There’s a fascinating 2004 article at Counterpunch by Robin Blackburn called “How Monica Lewinsky Saved Social Security” (h/t Matt Stoller). The gist is that Clinton and crew wanted to do what Obama’s trying to do, but in Clinton’s case he Wienered himself.
Our 2011 route to salvation will probably have to be different. But the list of names that turns up in the article is (as they say) “ripped from the headlines.” Here’s a taste (my emphasis):
Had it not been for Monica’s captivating smile and first inviting snap of that famous thong, President Bill Clinton would have consummated the politics of triangulation, heeding the counsel of a secret White House team and deputy treasury secretary Larry Summers. Late in 1998 or in the State of the Union message of 1999 a solemn Clinton would have told Congress and the nation that, just like welfare, Social Security was near-broke, had to be “reformed” and its immense pool of capital tendered in part to the mutual funds industry. The itinerary mapped out for Clinton by the Democratic Leadership Committee would have been complete. …

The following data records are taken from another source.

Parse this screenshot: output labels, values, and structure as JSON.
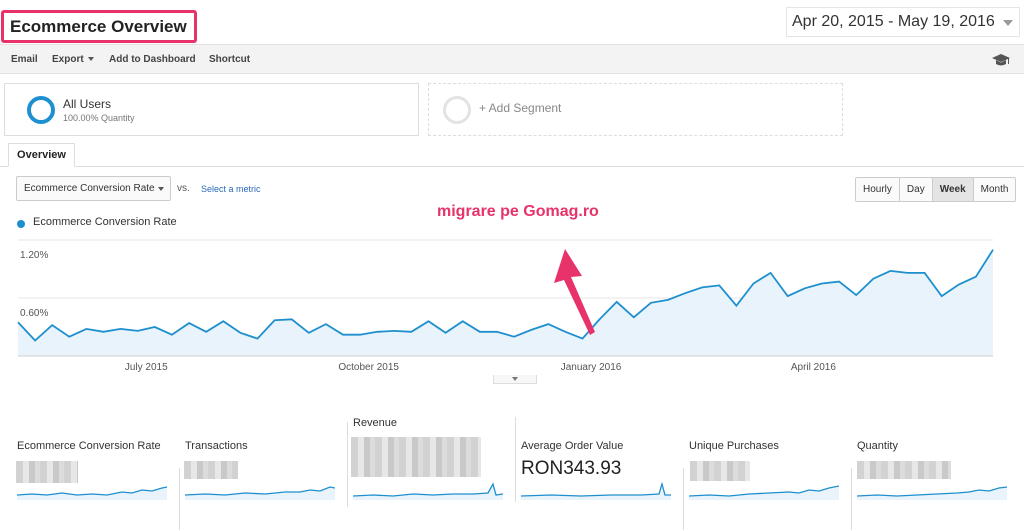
{
  "page": {
    "title": "Ecommerce Overview",
    "date_range": "Apr 20, 2015 - May 19, 2016"
  },
  "toolbar": {
    "email": "Email",
    "export": "Export",
    "add_to_dashboard": "Add to Dashboard",
    "shortcut": "Shortcut",
    "icon": "graduation-cap-icon"
  },
  "segments": {
    "all_users": {
      "name": "All Users",
      "sub": "100.00% Quantity"
    },
    "add_segment": "+ Add Segment"
  },
  "tabs": [
    {
      "label": "Overview"
    }
  ],
  "controls": {
    "metric": "Ecommerce Conversion Rate",
    "vs": "vs.",
    "select_metric": "Select a metric",
    "granularity": [
      {
        "label": "Hourly",
        "active": false
      },
      {
        "label": "Day",
        "active": false
      },
      {
        "label": "Week",
        "active": true
      },
      {
        "label": "Month",
        "active": false
      }
    ]
  },
  "annotation": "migrare pe Gomag.ro",
  "colors": {
    "series": "#1e8fce",
    "fill": "#e8f3fb",
    "accent": "#e8336a"
  },
  "chart_data": {
    "type": "area",
    "legend": [
      "Ecommerce Conversion Rate"
    ],
    "y_ticks": [
      "1.20%",
      "0.60%"
    ],
    "y_tick_values": [
      1.2,
      0.6
    ],
    "ylim": [
      0,
      1.2
    ],
    "x_tick_labels": [
      "July 2015",
      "October 2015",
      "January 2016",
      "April 2016"
    ],
    "x_tick_index": [
      7.5,
      20.5,
      33.5,
      46.5
    ],
    "series": [
      {
        "name": "Ecommerce Conversion Rate",
        "values": [
          0.35,
          0.16,
          0.32,
          0.2,
          0.28,
          0.25,
          0.28,
          0.26,
          0.3,
          0.22,
          0.34,
          0.25,
          0.36,
          0.24,
          0.18,
          0.37,
          0.38,
          0.24,
          0.33,
          0.22,
          0.22,
          0.25,
          0.26,
          0.25,
          0.36,
          0.24,
          0.36,
          0.25,
          0.25,
          0.2,
          0.27,
          0.33,
          0.25,
          0.18,
          0.38,
          0.56,
          0.4,
          0.55,
          0.58,
          0.65,
          0.71,
          0.73,
          0.52,
          0.75,
          0.86,
          0.62,
          0.7,
          0.75,
          0.77,
          0.63,
          0.8,
          0.88,
          0.86,
          0.86,
          0.62,
          0.74,
          0.82,
          1.1
        ]
      }
    ]
  },
  "kpis": [
    {
      "label": "Ecommerce Conversion Rate",
      "value": ""
    },
    {
      "label": "Transactions",
      "value": ""
    },
    {
      "label": "Revenue",
      "value": ""
    },
    {
      "label": "Average Order Value",
      "value": "RON343.93"
    },
    {
      "label": "Unique Purchases",
      "value": ""
    },
    {
      "label": "Quantity",
      "value": ""
    }
  ]
}
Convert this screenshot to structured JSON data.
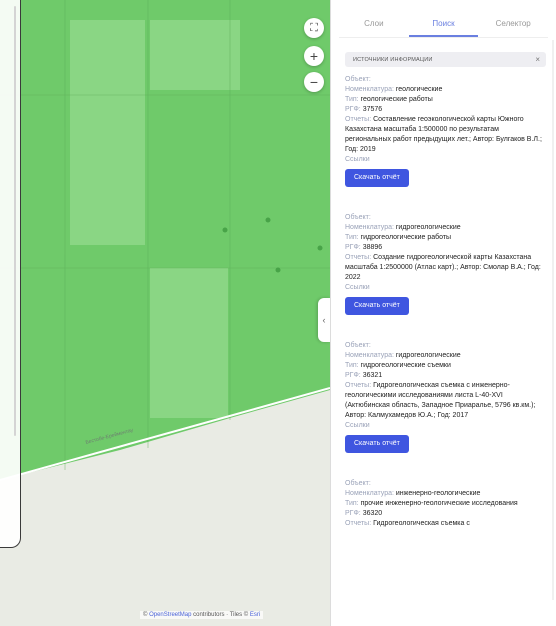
{
  "map": {
    "colors": {
      "land": "#e9ebe4",
      "zone_main": "#6fca6a",
      "zone_light": "#93d98e",
      "road": "#ffffff",
      "river_label": "#6d7f71"
    },
    "controls": {
      "layers_icon": "layers-icon",
      "zoom_in": "+",
      "zoom_out": "−"
    },
    "road_label": "Бестобе-Ерейментау",
    "attribution": {
      "prefix": "©",
      "osm": "OpenStreetMap",
      "contributors": " contributors · Tiles ©",
      "esri": " Esri"
    },
    "collapse_handle": "‹"
  },
  "panel": {
    "tabs": [
      {
        "label": "Слои",
        "active": false
      },
      {
        "label": "Поиск",
        "active": true
      },
      {
        "label": "Селектор",
        "active": false
      }
    ],
    "filter": {
      "text": "ИСТОЧНИКИ ИНФОРМАЦИИ",
      "clear": "×"
    },
    "labels": {
      "object": "Объект:",
      "nomenclature": "Номенклатура:",
      "type": "Тип:",
      "rfg": "РГФ:",
      "reports": "Отчеты:",
      "links": "Ссылки"
    },
    "results": [
      {
        "nomenclature": "геологические",
        "type": "геологические работы",
        "rfg": "37576",
        "report": "Составление геоэкологической карты Южного Казахстана масштаба 1:500000 по результатам региональных работ предыдущих лет.; Автор: Булгаков В.Л.; Год: 2019",
        "button": "Скачать отчёт"
      },
      {
        "nomenclature": "гидрогеологические",
        "type": "гидрогеологические работы",
        "rfg": "38896",
        "report": "Создание гидрогеологической карты Казахстана масштаба 1:2500000 (Атлас карт).; Автор: Смолар В.А.; Год: 2022",
        "button": "Скачать отчёт"
      },
      {
        "nomenclature": "гидрогеологические",
        "type": "гидрогеологические съемки",
        "rfg": "36321",
        "report": "Гидрогеологическая съемка с инженерно-геологическими исследованиями листа L-40-XVI (Актюбинская область, Западное Приаралье, 5796 кв.км.); Автор: Калмухамедов Ю.А.; Год: 2017",
        "button": "Скачать отчёт"
      },
      {
        "nomenclature": "инженерно-геологические",
        "type": "прочие инженерно-геологические исследования",
        "rfg": "36320",
        "report": "Гидрогеологическая съемка с",
        "button": ""
      }
    ]
  }
}
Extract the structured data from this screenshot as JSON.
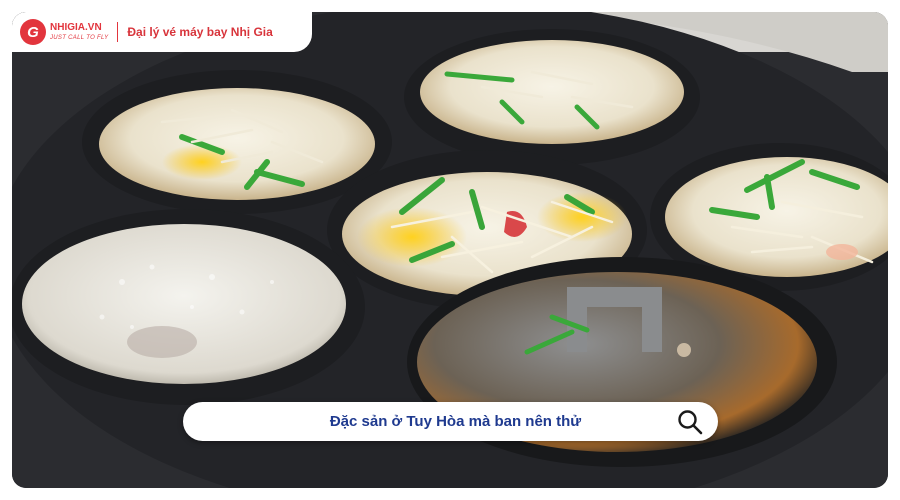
{
  "brand": {
    "logo_name": "NHIGIA.VN",
    "logo_tagline": "JUST CALL TO FLY",
    "logo_glyph": "G",
    "title": "Đại lý vé máy bay Nhị Gia",
    "accent_color": "#e2353d"
  },
  "search": {
    "text": "Đặc sản ở Tuy Hòa mà ban nên thử",
    "text_color": "#1f3a8f",
    "icon": "search-icon"
  },
  "photo": {
    "subject_icon": "banh-can-pancake-molds"
  }
}
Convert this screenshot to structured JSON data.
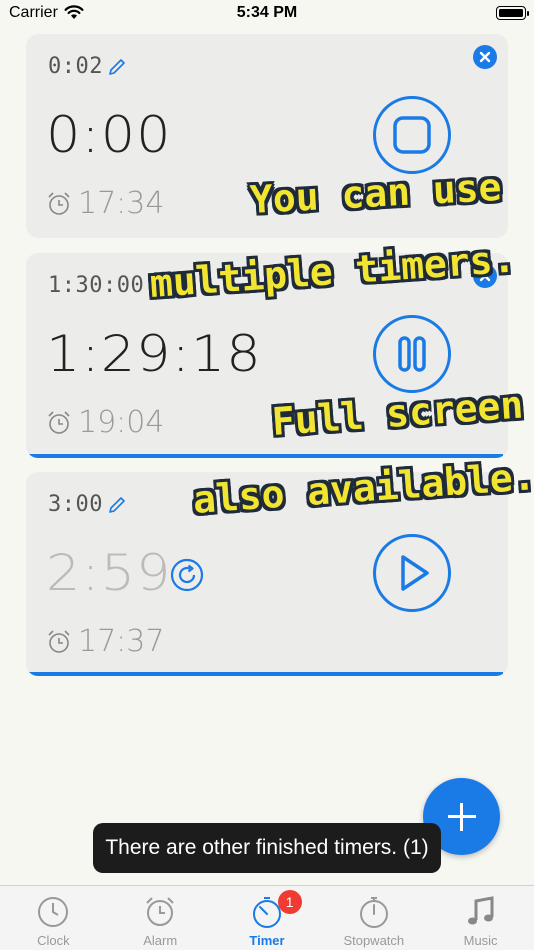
{
  "status_bar": {
    "carrier": "Carrier",
    "time": "5:34 PM"
  },
  "timers": [
    {
      "set": "0:02",
      "remaining": "0:00",
      "alarm": "17:34",
      "state": "finished",
      "progress": 0
    },
    {
      "set": "1:30:00",
      "remaining": "1:29:18",
      "alarm": "19:04",
      "state": "running",
      "progress": 0.99
    },
    {
      "set": "3:00",
      "remaining": "2:59",
      "alarm": "17:37",
      "state": "paused",
      "progress": 0.99
    }
  ],
  "promo": {
    "line1": "You can use",
    "line2": "multiple timers.",
    "line3": "Full screen",
    "line4": "also available."
  },
  "toast": {
    "message": "There are other finished timers. (1)"
  },
  "tabs": [
    {
      "label": "Clock",
      "icon": "clock-icon"
    },
    {
      "label": "Alarm",
      "icon": "alarm-icon"
    },
    {
      "label": "Timer",
      "icon": "timer-icon",
      "badge": "1"
    },
    {
      "label": "Stopwatch",
      "icon": "stopwatch-icon"
    },
    {
      "label": "Music",
      "icon": "music-note-icon"
    }
  ],
  "colors": {
    "accent": "#1a7ae6",
    "badge": "#f03b33",
    "promo_text": "#f2e531"
  }
}
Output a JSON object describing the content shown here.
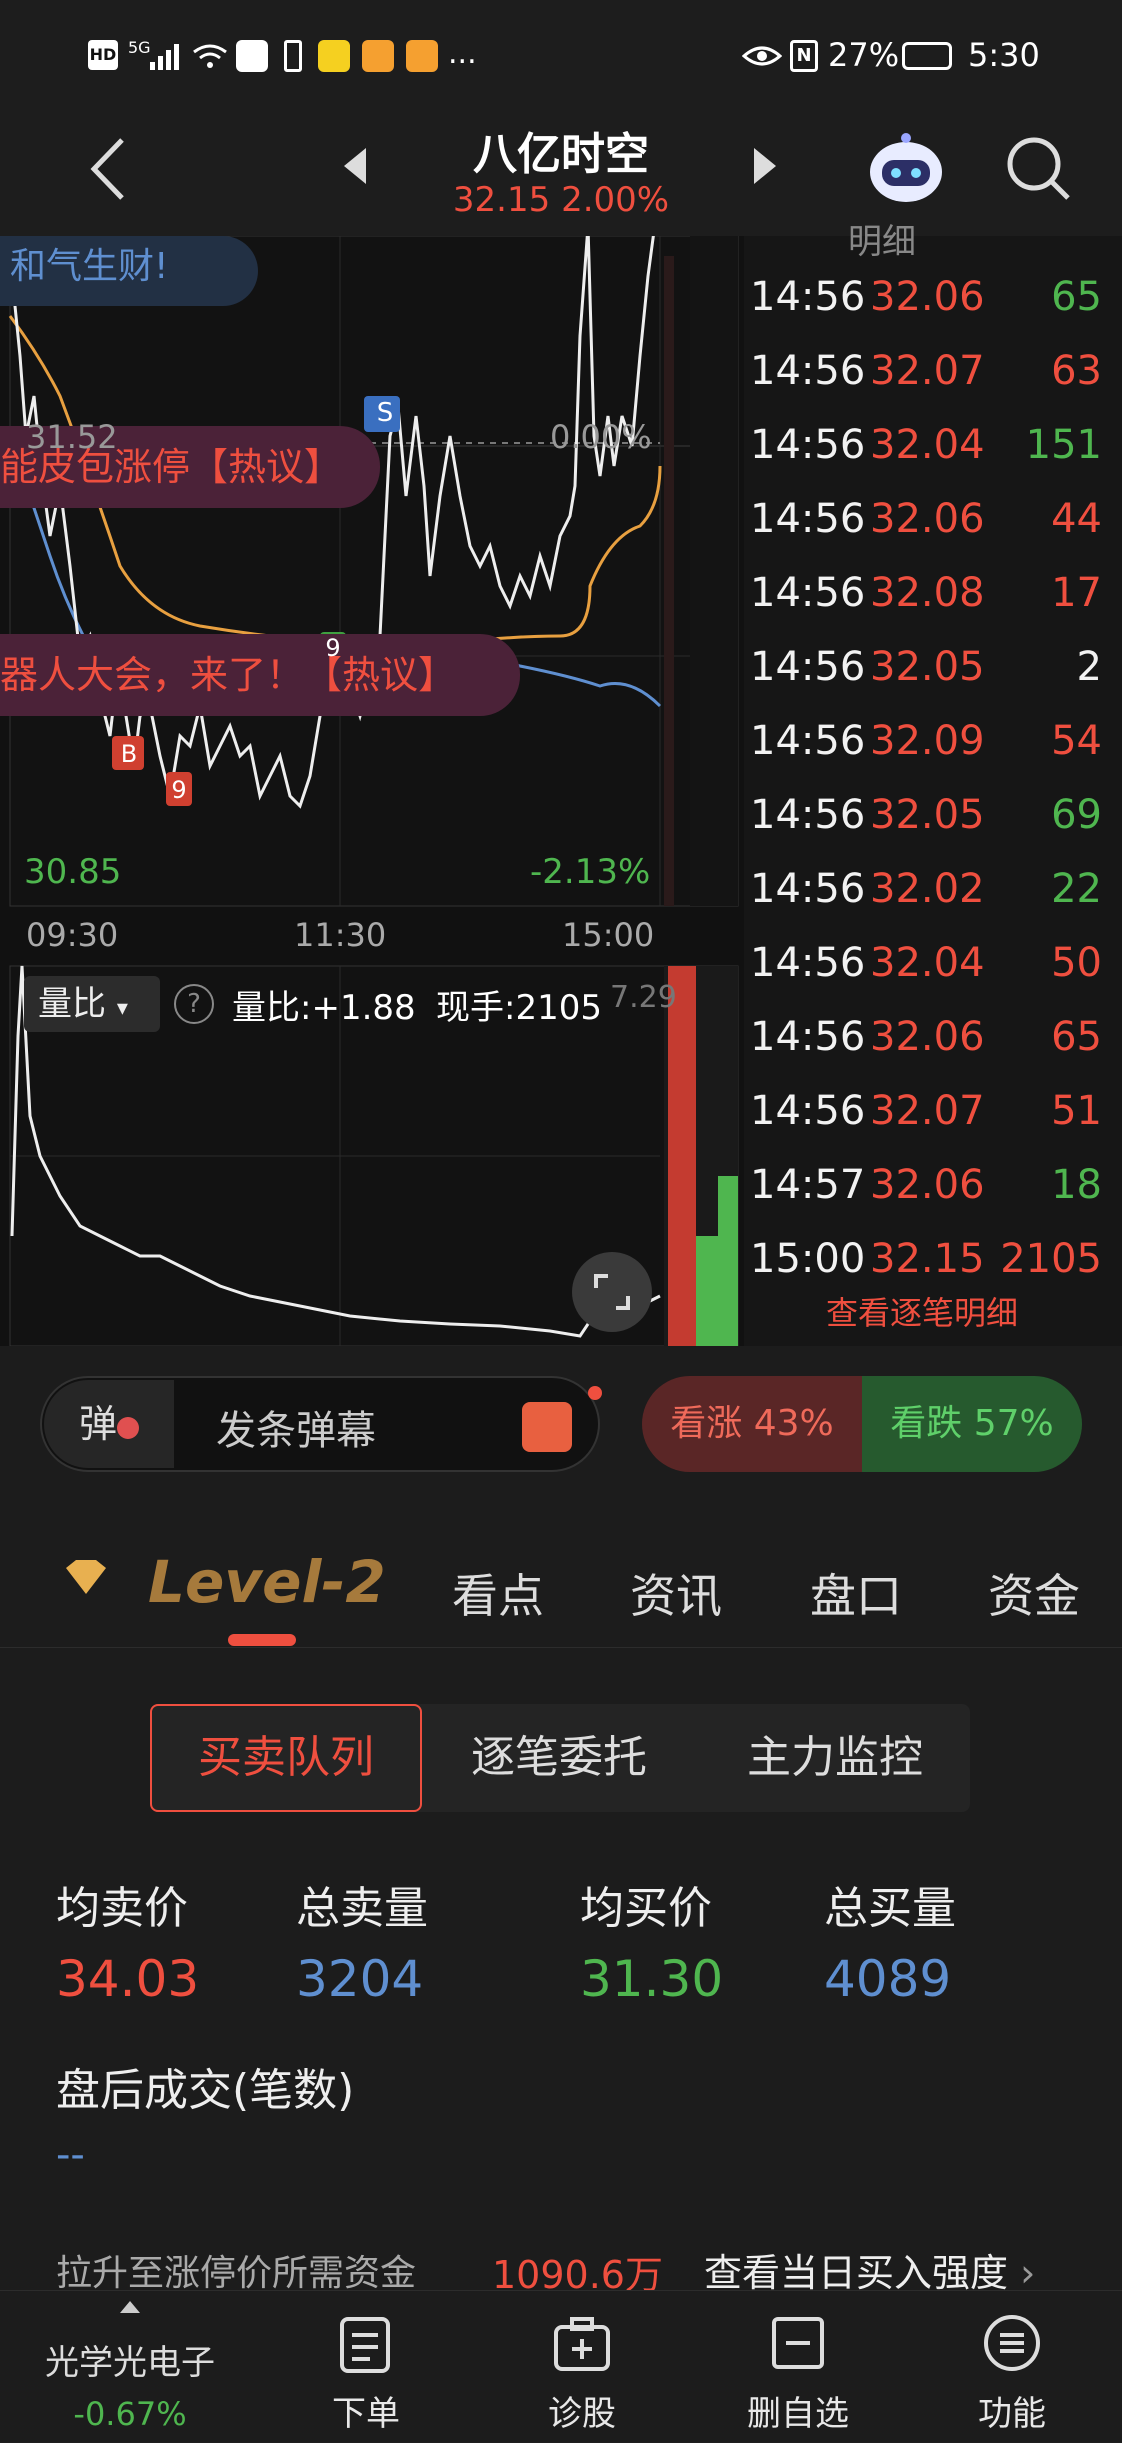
{
  "status_bar": {
    "left_icons": [
      "HD",
      "5G",
      "wifi-icon",
      "notification-icon",
      "sim-icon",
      "app-icon",
      "app-icon",
      "app-icon",
      "..."
    ],
    "battery": "27%",
    "time": "5:30"
  },
  "header": {
    "title": "八亿时空",
    "price": "32.15",
    "change": "2.00%"
  },
  "chart": {
    "banner_top": "和气生财!",
    "banner_mid": "能皮包涨停【热议】",
    "banner_bot": "器人大会，来了！【热议】",
    "price_ref": "31.52",
    "pct_ref": "0.00%",
    "low_price": "30.85",
    "low_pct": "-2.13%",
    "marker_s": "S",
    "marker_b": "B",
    "marker_9a": "9",
    "marker_9b": "9",
    "times": [
      "09:30",
      "11:30",
      "15:00"
    ],
    "indicator_label": "量比",
    "indicator_value": "量比:+1.88",
    "current_hand": "现手:2105",
    "indicator_right": "7.29"
  },
  "trades": {
    "header": "明细",
    "rows": [
      {
        "time": "14:56",
        "price": "32.06",
        "vol": "65",
        "color": "green"
      },
      {
        "time": "14:56",
        "price": "32.07",
        "vol": "63",
        "color": "red"
      },
      {
        "time": "14:56",
        "price": "32.04",
        "vol": "151",
        "color": "green"
      },
      {
        "time": "14:56",
        "price": "32.06",
        "vol": "44",
        "color": "red"
      },
      {
        "time": "14:56",
        "price": "32.08",
        "vol": "17",
        "color": "red"
      },
      {
        "time": "14:56",
        "price": "32.05",
        "vol": "2",
        "color": "white"
      },
      {
        "time": "14:56",
        "price": "32.09",
        "vol": "54",
        "color": "red"
      },
      {
        "time": "14:56",
        "price": "32.05",
        "vol": "69",
        "color": "green"
      },
      {
        "time": "14:56",
        "price": "32.02",
        "vol": "22",
        "color": "green"
      },
      {
        "time": "14:56",
        "price": "32.04",
        "vol": "50",
        "color": "red"
      },
      {
        "time": "14:56",
        "price": "32.06",
        "vol": "65",
        "color": "red"
      },
      {
        "time": "14:56",
        "price": "32.07",
        "vol": "51",
        "color": "red"
      },
      {
        "time": "14:57",
        "price": "32.06",
        "vol": "18",
        "color": "green"
      },
      {
        "time": "15:00",
        "price": "32.15",
        "vol": "2105",
        "color": "red"
      }
    ],
    "view_all": "查看逐笔明细"
  },
  "danmu": {
    "icon_label": "弹",
    "placeholder": "发条弹幕",
    "bull": "看涨 43%",
    "bear": "看跌 57%"
  },
  "tabs": [
    "Level-2",
    "看点",
    "资讯",
    "盘口",
    "资金"
  ],
  "subtabs": [
    "买卖队列",
    "逐笔委托",
    "主力监控"
  ],
  "stats": {
    "labels": [
      "均卖价",
      "总卖量",
      "均买价",
      "总买量"
    ],
    "values": [
      "34.03",
      "3204",
      "31.30",
      "4089"
    ]
  },
  "after_hours": {
    "label": "盘后成交(笔数)",
    "value": "--"
  },
  "limit_up": {
    "label": "拉升至涨停价所需资金",
    "value": "1090.6万",
    "link": "查看当日买入强度"
  },
  "bottom_nav": {
    "stock_name": "光学光电子",
    "stock_change": "-0.67%",
    "items": [
      "下单",
      "诊股",
      "删自选",
      "功能"
    ]
  },
  "colors": {
    "red": "#ef4f3f",
    "green": "#4fb64f",
    "blue": "#5f8fd0",
    "orange": "#e8a040"
  }
}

We have this on the authority of high-ranking members of the Clinton Treasury who gathered in Harvard in the summer of 2001 to mull over the lessons of the 1990s. At that conclave it was revealed that on Clinton’s orders a top secret White House working party had been established to study in detail the basis for a bipartisan policy on Social Security that would splice individual accounts into the program. Such was the delicacy of this exercise that meetings of the group were flagged under the innocent rubric “Special Issues” on the White House agenda. …
The “Special Issues” secret team was set up by then-Deputy Treasury Secretary Larry Summers (later elevated to Treasury Secretary and now President of Harvard) and Gene Sperling, the head of the Council of Economic Advisers.
A similar piece by Jane Hamsher (one almost identically titled) adds other names, including:
By 1997, Bill Clinton felt he had the upper hand with Congress and it was time for him to make historic moves. He had replaced Leon Panetta as Chief of Staff with investment banker Erskine Bowles late in his first term, and as author Steven Gillon tells the tale, Bowles brought a sense of order to the White House. Bowles planned to return to the private sector as Clinton’s second term began, but Bill and Hillary implored him to stay on for one final task: “fixing” Social Security.
The list, of course, includes Bill Clinton himself. You remember Clinton, don’t you? He’s this guy:
Can’t know the players without a scorecard.